Bigfoot Encounters

Ray Crowe's International Bigfoot Society
THE SPOKESMAN REVIEW.com Tuesday, May 14, 2002

Bigfoot believers meet to swap tales
Plaster-cast footprints abound at Oregon gathering
By Andrew Kramer
Associated Press

HILLSBORO, Oregon. _ Woodsy men in suspenders and muddy boots examined Ziploc bags holding strands of "Bigfoot hair" and grainy photographs of apelike forms. One man -- a schoolteacher -- keeps a pile of dung he says may have come from a Bigfoot.

About 400 people showed up for a weekend regional conference on Bigfoot, also known as Sasquatch.

It was a meeting not of skeptics, but of true believers -- folks who are quite certain there's a large, hairy apelike creature roaming the misty forests of the Northwest.

"A lot of people in the Northwest believe in Bigfoot," said Ray Crowe, a retired electrician and director of the Western Bigfoot Society, a Portland-based nonprofit that's considered the largest of its kind.
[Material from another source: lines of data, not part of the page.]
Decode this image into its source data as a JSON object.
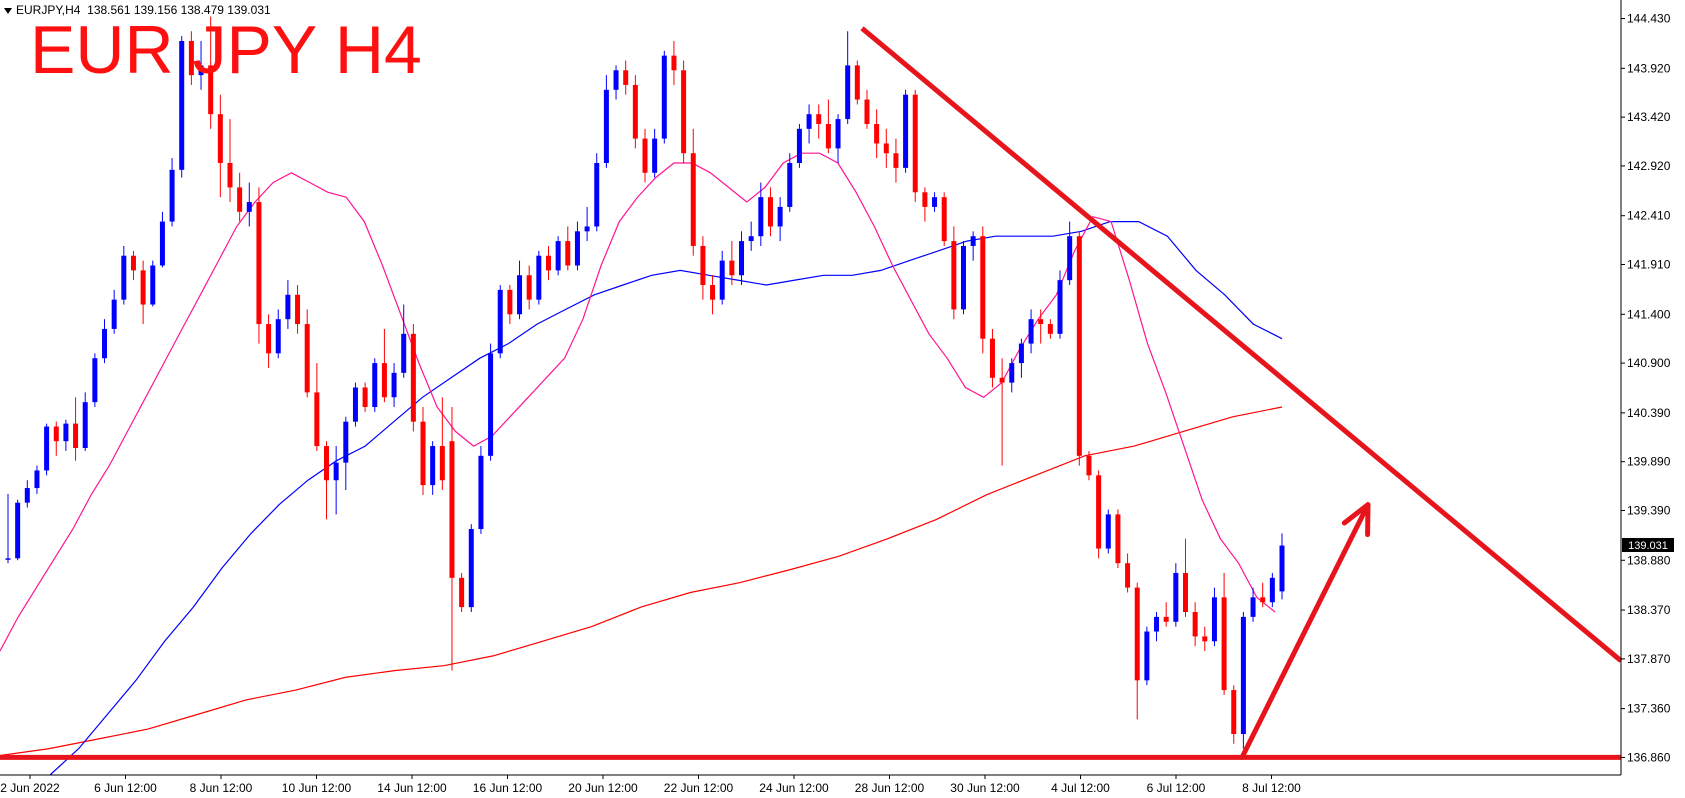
{
  "header": {
    "symbol": "EURJPY,H4",
    "ohlc": "138.561 139.156 138.479 139.031"
  },
  "overlay_title": "EUR JPY H4",
  "current_price_label": "139.031",
  "chart_data": {
    "type": "candlestick",
    "symbol": "EURJPY",
    "timeframe": "H4",
    "ylim": [
      136.68,
      144.62
    ],
    "y_ticks": [
      "144.430",
      "143.920",
      "143.420",
      "142.920",
      "142.410",
      "141.910",
      "141.400",
      "140.900",
      "140.390",
      "139.890",
      "139.390",
      "138.880",
      "138.370",
      "137.870",
      "137.360",
      "136.860"
    ],
    "x_ticks": [
      "2 Jun 2022",
      "6 Jun 12:00",
      "8 Jun 12:00",
      "10 Jun 12:00",
      "14 Jun 12:00",
      "16 Jun 12:00",
      "20 Jun 12:00",
      "22 Jun 12:00",
      "24 Jun 12:00",
      "28 Jun 12:00",
      "30 Jun 12:00",
      "4 Jul 12:00",
      "6 Jul 12:00",
      "8 Jul 12:00"
    ],
    "colors": {
      "bull": "#0000ff",
      "bear": "#ff0000",
      "ma_fast": "#ff1493",
      "ma_mid": "#0000ff",
      "ma_slow": "#ff0000",
      "annotation": "#e8141c"
    },
    "candles": [
      [
        138.9,
        139.56,
        138.85,
        138.9
      ],
      [
        138.9,
        139.5,
        138.88,
        139.47
      ],
      [
        139.47,
        139.7,
        139.42,
        139.62
      ],
      [
        139.62,
        139.85,
        139.56,
        139.8
      ],
      [
        139.8,
        140.28,
        139.75,
        140.25
      ],
      [
        140.25,
        140.3,
        139.95,
        140.1
      ],
      [
        140.1,
        140.32,
        140.0,
        140.28
      ],
      [
        140.28,
        140.55,
        139.9,
        140.03
      ],
      [
        140.03,
        140.6,
        140.0,
        140.5
      ],
      [
        140.5,
        141.0,
        140.45,
        140.95
      ],
      [
        140.95,
        141.35,
        140.9,
        141.25
      ],
      [
        141.25,
        141.65,
        141.2,
        141.55
      ],
      [
        141.55,
        142.1,
        141.5,
        142.0
      ],
      [
        142.0,
        142.05,
        141.75,
        141.85
      ],
      [
        141.85,
        141.95,
        141.3,
        141.5
      ],
      [
        141.5,
        141.95,
        141.48,
        141.9
      ],
      [
        141.9,
        142.45,
        141.88,
        142.35
      ],
      [
        142.35,
        143.0,
        142.3,
        142.88
      ],
      [
        142.88,
        144.25,
        142.8,
        144.2
      ],
      [
        144.2,
        144.3,
        143.75,
        143.85
      ],
      [
        143.85,
        144.2,
        143.7,
        143.95
      ],
      [
        143.95,
        144.45,
        143.3,
        143.45
      ],
      [
        143.45,
        143.65,
        142.6,
        142.95
      ],
      [
        142.95,
        143.4,
        142.55,
        142.7
      ],
      [
        142.7,
        142.85,
        142.35,
        142.45
      ],
      [
        142.45,
        142.75,
        142.3,
        142.55
      ],
      [
        142.55,
        142.7,
        141.1,
        141.3
      ],
      [
        141.3,
        141.4,
        140.85,
        141.0
      ],
      [
        141.0,
        141.45,
        140.95,
        141.35
      ],
      [
        141.35,
        141.75,
        141.25,
        141.6
      ],
      [
        141.6,
        141.7,
        141.2,
        141.3
      ],
      [
        141.3,
        141.45,
        140.55,
        140.6
      ],
      [
        140.6,
        140.9,
        140.0,
        140.05
      ],
      [
        140.05,
        140.1,
        139.3,
        139.7
      ],
      [
        139.7,
        140.05,
        139.35,
        139.88
      ],
      [
        139.88,
        140.35,
        139.6,
        140.3
      ],
      [
        140.3,
        140.7,
        140.25,
        140.65
      ],
      [
        140.65,
        140.7,
        140.4,
        140.45
      ],
      [
        140.45,
        140.95,
        140.4,
        140.9
      ],
      [
        140.9,
        141.25,
        140.5,
        140.55
      ],
      [
        140.55,
        140.9,
        140.45,
        140.8
      ],
      [
        140.8,
        141.5,
        140.75,
        141.2
      ],
      [
        141.2,
        141.3,
        140.2,
        140.3
      ],
      [
        140.3,
        140.45,
        139.55,
        139.65
      ],
      [
        139.65,
        140.1,
        139.55,
        140.05
      ],
      [
        140.05,
        140.55,
        139.6,
        139.7
      ],
      [
        140.1,
        140.45,
        137.75,
        138.7
      ],
      [
        138.7,
        138.75,
        138.35,
        138.4
      ],
      [
        138.4,
        139.25,
        138.35,
        139.2
      ],
      [
        139.2,
        140.05,
        139.15,
        139.95
      ],
      [
        139.95,
        141.1,
        139.9,
        141.0
      ],
      [
        141.0,
        141.7,
        140.95,
        141.65
      ],
      [
        141.65,
        141.7,
        141.3,
        141.4
      ],
      [
        141.4,
        141.95,
        141.35,
        141.8
      ],
      [
        141.8,
        141.9,
        141.45,
        141.55
      ],
      [
        141.55,
        142.05,
        141.5,
        142.0
      ],
      [
        142.0,
        142.1,
        141.75,
        141.85
      ],
      [
        141.85,
        142.2,
        141.8,
        142.15
      ],
      [
        142.15,
        142.3,
        141.85,
        141.9
      ],
      [
        141.9,
        142.35,
        141.85,
        142.25
      ],
      [
        142.25,
        142.5,
        142.15,
        142.3
      ],
      [
        142.3,
        143.05,
        142.25,
        142.95
      ],
      [
        142.95,
        143.85,
        142.9,
        143.7
      ],
      [
        143.7,
        143.95,
        143.6,
        143.9
      ],
      [
        143.9,
        144.0,
        143.65,
        143.75
      ],
      [
        143.75,
        143.85,
        143.1,
        143.2
      ],
      [
        143.2,
        143.3,
        142.75,
        142.85
      ],
      [
        142.85,
        143.3,
        142.8,
        143.2
      ],
      [
        143.2,
        144.1,
        143.15,
        144.05
      ],
      [
        144.05,
        144.2,
        143.75,
        143.9
      ],
      [
        143.9,
        144.0,
        142.95,
        143.05
      ],
      [
        143.05,
        143.3,
        142.0,
        142.1
      ],
      [
        142.1,
        142.2,
        141.55,
        141.7
      ],
      [
        141.7,
        141.8,
        141.4,
        141.55
      ],
      [
        141.55,
        142.05,
        141.5,
        141.95
      ],
      [
        141.95,
        142.15,
        141.7,
        141.8
      ],
      [
        141.8,
        142.25,
        141.7,
        142.15
      ],
      [
        142.15,
        142.35,
        142.05,
        142.2
      ],
      [
        142.2,
        142.75,
        142.1,
        142.6
      ],
      [
        142.6,
        142.7,
        142.2,
        142.3
      ],
      [
        142.3,
        142.6,
        142.15,
        142.5
      ],
      [
        142.5,
        143.05,
        142.45,
        142.95
      ],
      [
        142.95,
        143.35,
        142.9,
        143.3
      ],
      [
        143.3,
        143.55,
        143.15,
        143.45
      ],
      [
        143.45,
        143.55,
        143.2,
        143.35
      ],
      [
        143.35,
        143.6,
        143.05,
        143.1
      ],
      [
        143.1,
        143.45,
        142.95,
        143.4
      ],
      [
        143.4,
        144.3,
        143.35,
        143.95
      ],
      [
        143.95,
        144.0,
        143.55,
        143.6
      ],
      [
        143.6,
        143.7,
        143.3,
        143.35
      ],
      [
        143.35,
        143.5,
        143.0,
        143.15
      ],
      [
        143.15,
        143.3,
        142.9,
        143.05
      ],
      [
        143.05,
        143.2,
        142.75,
        142.9
      ],
      [
        142.9,
        143.7,
        142.85,
        143.65
      ],
      [
        143.65,
        143.7,
        142.55,
        142.65
      ],
      [
        142.65,
        142.7,
        142.35,
        142.5
      ],
      [
        142.5,
        142.65,
        142.45,
        142.6
      ],
      [
        142.6,
        142.65,
        142.1,
        142.15
      ],
      [
        142.15,
        142.3,
        141.35,
        141.45
      ],
      [
        141.45,
        142.15,
        141.4,
        142.1
      ],
      [
        142.1,
        142.25,
        141.95,
        142.2
      ],
      [
        142.2,
        142.3,
        141.0,
        141.15
      ],
      [
        141.15,
        141.25,
        140.65,
        140.75
      ],
      [
        140.75,
        140.95,
        139.85,
        140.7
      ],
      [
        140.7,
        140.95,
        140.6,
        140.9
      ],
      [
        140.9,
        141.15,
        140.75,
        141.1
      ],
      [
        141.1,
        141.45,
        141.0,
        141.35
      ],
      [
        141.35,
        141.45,
        141.1,
        141.3
      ],
      [
        141.3,
        141.35,
        141.15,
        141.2
      ],
      [
        141.2,
        141.85,
        141.15,
        141.75
      ],
      [
        141.75,
        142.35,
        141.7,
        142.2
      ],
      [
        142.2,
        142.25,
        139.85,
        139.95
      ],
      [
        139.95,
        140.0,
        139.7,
        139.75
      ],
      [
        139.75,
        139.8,
        138.9,
        139.0
      ],
      [
        139.0,
        139.4,
        138.95,
        139.35
      ],
      [
        139.35,
        139.4,
        138.8,
        138.85
      ],
      [
        138.85,
        138.95,
        138.55,
        138.6
      ],
      [
        138.6,
        138.65,
        137.25,
        137.65
      ],
      [
        137.65,
        138.2,
        137.6,
        138.15
      ],
      [
        138.15,
        138.35,
        138.05,
        138.3
      ],
      [
        138.3,
        138.45,
        138.2,
        138.25
      ],
      [
        138.25,
        138.85,
        138.2,
        138.75
      ],
      [
        138.75,
        139.1,
        138.3,
        138.35
      ],
      [
        138.35,
        138.45,
        138.0,
        138.1
      ],
      [
        138.1,
        138.2,
        137.95,
        138.05
      ],
      [
        138.05,
        138.6,
        138.0,
        138.5
      ],
      [
        138.5,
        138.75,
        137.5,
        137.55
      ],
      [
        137.55,
        137.6,
        137.0,
        137.1
      ],
      [
        137.1,
        138.35,
        136.95,
        138.3
      ],
      [
        138.3,
        138.6,
        138.25,
        138.5
      ],
      [
        138.5,
        138.65,
        138.4,
        138.45
      ],
      [
        138.45,
        138.75,
        138.4,
        138.7
      ],
      [
        138.561,
        139.156,
        138.479,
        139.031
      ]
    ],
    "ma_fast_values": [
      137.95,
      138.3,
      138.6,
      138.9,
      139.2,
      139.55,
      139.85,
      140.2,
      140.55,
      140.9,
      141.25,
      141.6,
      141.95,
      142.3,
      142.55,
      142.75,
      142.85,
      142.75,
      142.65,
      142.6,
      142.35,
      141.9,
      141.4,
      140.9,
      140.45,
      140.2,
      140.05,
      140.15,
      140.35,
      140.55,
      140.75,
      140.95,
      141.35,
      141.9,
      142.35,
      142.6,
      142.8,
      142.95,
      142.95,
      142.85,
      142.7,
      142.55,
      142.7,
      142.95,
      143.05,
      143.05,
      142.95,
      142.65,
      142.3,
      141.9,
      141.55,
      141.2,
      140.95,
      140.65,
      140.55,
      140.7,
      141.05,
      141.35,
      141.6,
      142.05,
      142.4,
      142.35,
      141.75,
      141.1,
      140.6,
      140.05,
      139.5,
      139.1,
      138.85,
      138.5,
      138.35
    ],
    "ma_mid_values": [
      136.68,
      136.95,
      137.3,
      137.65,
      138.05,
      138.4,
      138.8,
      139.15,
      139.45,
      139.7,
      139.9,
      140.05,
      140.3,
      140.55,
      140.75,
      140.95,
      141.1,
      141.3,
      141.45,
      141.6,
      141.7,
      141.8,
      141.85,
      141.8,
      141.75,
      141.7,
      141.75,
      141.8,
      141.8,
      141.85,
      141.95,
      142.05,
      142.15,
      142.2,
      142.2,
      142.2,
      142.25,
      142.35,
      142.35,
      142.2,
      141.85,
      141.6,
      141.3,
      141.15
    ],
    "ma_slow_values": [
      136.88,
      136.95,
      137.05,
      137.15,
      137.3,
      137.45,
      137.55,
      137.68,
      137.75,
      137.8,
      137.9,
      138.05,
      138.2,
      138.4,
      138.55,
      138.65,
      138.78,
      138.92,
      139.1,
      139.3,
      139.55,
      139.75,
      139.95,
      140.05,
      140.2,
      140.35,
      140.45
    ],
    "trendline": {
      "from_price": 144.33,
      "to_price": 137.85
    },
    "support_level": 136.86,
    "arrow": {
      "from_price": 136.86,
      "to_price": 139.45
    }
  }
}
A big man wearing a dress shirt un-tucked over khakis, Crowe shuffled about as he reviewed fresh photographs, brought in from places like the Mount Hood wilderness in Oregon, the slopes of the Coast Range, and Skamania County, Washington, where a 1969 ordinance protects Bigfoot.

In those places, a sea of trees hides a body of lore that has captivated people for generations -- even though Bigfoot's existence has never been proven.

Supposed evidence of Bigfoot was on display, and on sale, at the weekend convention at the Washington County Fairgrounds.

They included plaster footprints that ranged in size from the eponymous big -- 20-inch indentations with toes as big as corn dogs -- to a dainty pair from a "baby Bigfoot."

For the kids, there were Chewbacca action figures -- apparently offered because of the Star Wars character's resemblance to many people's idea of what Bigfoot looks like.

The search for Bigfoot had its heyday in the Northwest in the late 1960s, after Robert Patterson and Bob Gimlin returned from an expedition in Northern California with film of a Bigfoot about 10 feet tall loping along a creek behind a log jam and gravel bank.

Bigfoot societies were formed and expeditions launched. Peter Byrne, an Irishman who has also sought Yeti in Nepal, opened the Bigfoot Research Center in The Dalles with a $1 million endowment from a donor.

Huge, humanoid footprints were found across the country.

Crowe said he receives about 30 letters a month describing sightings these days, most from around the Northwest.

The weekend convention showed something new is afoot among those who seek the Sasquatch.

Accounts have evolved alongside the changing sensibilities about the environment in Bigfoot country, which is generally understood as Northern California, Oregon, Idaho and Washington.

In past decades, Bigfoot sightings returned from the woods with loggers and hunters. More recently, Bigfoot seekers include environmentalists who propose preserving Bigfoot habitat from logging, said Crowe.

"It's definitely shifted more to conservation," Crowe said.

But Terry Reams says killing a Bigfoot may be necessary to disprove those who doubt its existence.

"In my personal opinion, it has to come down," said Reams, a 51-year-old electrician from Longview, Wash.

Reams told the assembled believers of driving east on Interstate 84 near Cascade Locks on a rainy December in 1975. He looked out the window and saw Bigfoot loping along the shoulder of the highway beside his car, he said.

Thom Powell, an eighth-grade science teacher, keeps two clumps of dung in a cupboard of his science classroom, and says they may have come from a Bigfoot.

Powell has concealed a video camera in a bird house near Chehalis, Wash. He hopes only to catch a glimpse of Sasquatch eating the tasty morsels he put out as bait.

"We're trying to get people to recognize that there is a population of these creatures," he said.